Hertha zieht souverän ins Halbfinale ein

(v.l.) Salomon Kalou, Vedad Ibisevic, Anthony Brooks (alle Hertha BSC Berlin) jubeln

1. FC Heidenheim - Hertha BSC 2:3

Hertha zieht souverän ins Halbfinale ein

Torjäger Vedad Ibisevic hat den Traum von Hertha BSC vom DFB-Pokalfinale im eigenen "Wohnzimmer" weiter am Leben gehalten.

Der Bosnier schoss den Bundesligisten aus Berlin mit seinem Doppelpack fast im Alleingang zum verdienten Erfolg beim Zweitligisten 1. FC Heidenheim - und nach 35 Jahren wieder in die Vorschlussrunde. So nahe waren die Hertha-Profis dem Endspiel im heimischen Olympiastadion noch nie.

Ibisevic dreht Rückstand

Stürmer Ibisevic drehte die Begegnung mit seinen beiden Treffern (14., 21.) nach der Führung für den Außenseiter durch Arne Feick (10.). Genki Haraguchi (58.) sorgte für die Entscheidung. Marc Schnatterer gelang per Foulelfmeter nur noch der Anschlusstreffer (82.). Die Hertha, deren Amateure 1993 sensationell ins Endspiel vorgestoßen waren, steht damit zum insgesamt sechsten Mal unter den letzten Vier.

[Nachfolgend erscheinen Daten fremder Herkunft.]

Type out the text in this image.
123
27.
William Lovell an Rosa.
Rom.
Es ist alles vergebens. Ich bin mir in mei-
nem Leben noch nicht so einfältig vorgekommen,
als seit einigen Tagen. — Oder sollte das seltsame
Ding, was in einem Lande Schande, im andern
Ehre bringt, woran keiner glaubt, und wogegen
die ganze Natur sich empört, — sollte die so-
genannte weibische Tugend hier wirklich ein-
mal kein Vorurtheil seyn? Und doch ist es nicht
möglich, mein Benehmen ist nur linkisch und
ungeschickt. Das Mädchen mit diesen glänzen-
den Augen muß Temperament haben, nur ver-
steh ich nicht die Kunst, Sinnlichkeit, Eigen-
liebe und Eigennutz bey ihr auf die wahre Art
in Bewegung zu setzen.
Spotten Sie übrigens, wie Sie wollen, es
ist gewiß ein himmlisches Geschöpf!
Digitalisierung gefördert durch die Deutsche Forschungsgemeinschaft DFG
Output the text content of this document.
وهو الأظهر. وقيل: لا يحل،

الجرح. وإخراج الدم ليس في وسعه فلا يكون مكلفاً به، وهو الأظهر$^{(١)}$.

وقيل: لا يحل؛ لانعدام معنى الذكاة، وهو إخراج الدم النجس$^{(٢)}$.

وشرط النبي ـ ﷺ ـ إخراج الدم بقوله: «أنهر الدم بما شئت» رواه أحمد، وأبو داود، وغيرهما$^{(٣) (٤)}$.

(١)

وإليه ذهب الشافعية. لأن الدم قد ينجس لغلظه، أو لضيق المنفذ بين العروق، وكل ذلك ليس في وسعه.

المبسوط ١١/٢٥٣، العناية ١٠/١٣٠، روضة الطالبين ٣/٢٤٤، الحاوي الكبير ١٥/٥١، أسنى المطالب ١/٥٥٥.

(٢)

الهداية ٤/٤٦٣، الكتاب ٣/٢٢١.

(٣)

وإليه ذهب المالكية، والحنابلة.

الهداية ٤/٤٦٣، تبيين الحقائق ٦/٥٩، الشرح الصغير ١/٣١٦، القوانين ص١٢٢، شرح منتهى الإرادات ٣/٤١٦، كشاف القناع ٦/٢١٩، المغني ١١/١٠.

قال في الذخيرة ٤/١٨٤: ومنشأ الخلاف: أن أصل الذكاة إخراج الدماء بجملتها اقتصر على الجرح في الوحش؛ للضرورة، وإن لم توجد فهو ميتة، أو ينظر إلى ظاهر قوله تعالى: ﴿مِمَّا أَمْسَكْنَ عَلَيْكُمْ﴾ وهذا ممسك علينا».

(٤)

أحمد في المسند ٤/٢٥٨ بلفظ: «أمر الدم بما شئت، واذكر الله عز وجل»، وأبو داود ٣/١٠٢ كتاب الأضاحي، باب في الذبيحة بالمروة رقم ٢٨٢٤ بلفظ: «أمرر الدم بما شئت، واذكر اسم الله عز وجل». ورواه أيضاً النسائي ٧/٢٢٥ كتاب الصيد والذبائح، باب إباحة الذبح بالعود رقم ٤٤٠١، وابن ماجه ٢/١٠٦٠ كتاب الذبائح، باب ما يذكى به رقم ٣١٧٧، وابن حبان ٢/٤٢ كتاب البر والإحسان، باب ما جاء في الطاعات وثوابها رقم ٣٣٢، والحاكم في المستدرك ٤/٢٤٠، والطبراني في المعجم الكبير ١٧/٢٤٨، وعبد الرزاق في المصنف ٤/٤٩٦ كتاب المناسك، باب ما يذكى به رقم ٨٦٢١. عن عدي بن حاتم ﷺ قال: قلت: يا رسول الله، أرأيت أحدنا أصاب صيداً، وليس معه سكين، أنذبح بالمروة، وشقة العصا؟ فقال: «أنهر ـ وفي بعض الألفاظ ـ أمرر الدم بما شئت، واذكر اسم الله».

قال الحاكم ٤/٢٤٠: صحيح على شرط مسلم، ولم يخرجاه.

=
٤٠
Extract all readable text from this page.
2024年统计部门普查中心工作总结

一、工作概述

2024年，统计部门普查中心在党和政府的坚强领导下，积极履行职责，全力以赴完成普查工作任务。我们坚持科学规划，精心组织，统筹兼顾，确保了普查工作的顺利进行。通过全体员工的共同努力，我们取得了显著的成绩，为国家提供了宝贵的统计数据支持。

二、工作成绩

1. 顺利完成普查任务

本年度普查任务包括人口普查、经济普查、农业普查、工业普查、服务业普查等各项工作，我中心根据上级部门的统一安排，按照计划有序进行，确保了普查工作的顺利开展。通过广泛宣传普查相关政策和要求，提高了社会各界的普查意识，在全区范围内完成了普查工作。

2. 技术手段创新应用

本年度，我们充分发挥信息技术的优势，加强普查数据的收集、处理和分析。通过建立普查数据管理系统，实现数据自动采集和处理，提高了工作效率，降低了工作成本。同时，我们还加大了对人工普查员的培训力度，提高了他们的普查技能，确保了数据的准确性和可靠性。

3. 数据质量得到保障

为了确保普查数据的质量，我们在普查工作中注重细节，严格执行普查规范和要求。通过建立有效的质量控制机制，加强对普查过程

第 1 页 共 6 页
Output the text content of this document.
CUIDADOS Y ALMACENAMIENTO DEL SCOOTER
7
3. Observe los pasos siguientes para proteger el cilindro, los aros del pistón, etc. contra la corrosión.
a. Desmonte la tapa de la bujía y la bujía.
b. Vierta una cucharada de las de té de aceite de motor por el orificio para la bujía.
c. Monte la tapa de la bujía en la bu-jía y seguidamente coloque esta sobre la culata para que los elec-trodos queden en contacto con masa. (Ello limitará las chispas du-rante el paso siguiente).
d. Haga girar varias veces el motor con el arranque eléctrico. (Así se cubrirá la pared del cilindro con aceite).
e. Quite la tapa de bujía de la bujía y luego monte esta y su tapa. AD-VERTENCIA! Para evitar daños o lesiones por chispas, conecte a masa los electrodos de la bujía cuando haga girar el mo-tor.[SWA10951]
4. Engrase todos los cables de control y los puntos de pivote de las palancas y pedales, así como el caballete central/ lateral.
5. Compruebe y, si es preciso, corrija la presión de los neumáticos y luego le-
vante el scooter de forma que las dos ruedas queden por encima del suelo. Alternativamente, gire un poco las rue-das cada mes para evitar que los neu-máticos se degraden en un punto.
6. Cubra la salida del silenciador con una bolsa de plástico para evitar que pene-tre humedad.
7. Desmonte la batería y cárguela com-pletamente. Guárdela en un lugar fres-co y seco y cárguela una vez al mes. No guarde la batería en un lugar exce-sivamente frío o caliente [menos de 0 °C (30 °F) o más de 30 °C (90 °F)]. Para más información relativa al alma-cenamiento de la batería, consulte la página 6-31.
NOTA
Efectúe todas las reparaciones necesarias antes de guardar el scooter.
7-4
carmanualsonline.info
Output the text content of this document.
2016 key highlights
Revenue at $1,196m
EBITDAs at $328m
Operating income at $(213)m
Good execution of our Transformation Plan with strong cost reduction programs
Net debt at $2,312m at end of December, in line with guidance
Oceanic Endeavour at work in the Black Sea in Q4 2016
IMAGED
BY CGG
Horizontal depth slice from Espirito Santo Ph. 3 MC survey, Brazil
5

"Wir sind schlecht ins Spiel gekommen und haben am Ende noch mal locker gelassen. Aber sonst haben wir ein überragendes Spiel gemacht, Heidenheim hatte keine Chance", meinte Verteidiger Mitchell Weiser bei Sky: "Jetzt wollen wir ins Finale." Trainer Pal Dardai ergänzte: "Wir haben zwei Tore geschenkt. Es war ein guter, aggressiver Gegner. Aber das müssen wir lernen, wir sind in einem Lernprozess."

Lustenberger fehlt kruzfristig

Bei Hertha fehlte kurzfristig der am Knie verletzte Kapitän Fabian Lustenberger - doch das war nicht der Grund für den frühen Rückstand des Favoriten aus der Hauptstadt bei Minusgraden und leichtem Schneefall. Nicht nur wegen der Kälte kam im kleinen Stadion keine rechte Pokalstimmung auf, denn nur vier Minuten später schlug Ibisevic zum ersten Mal zu. Als Mitchell Weiser den Ball nach einer Flanke des Tschechen Vladimir Darida verlängerte stand der Bosnier goldrichtig. Sieben Minuten später war es wieder der Ex-Bayer Weiser, der den zweiten Ibisevic-Treffer einleitete.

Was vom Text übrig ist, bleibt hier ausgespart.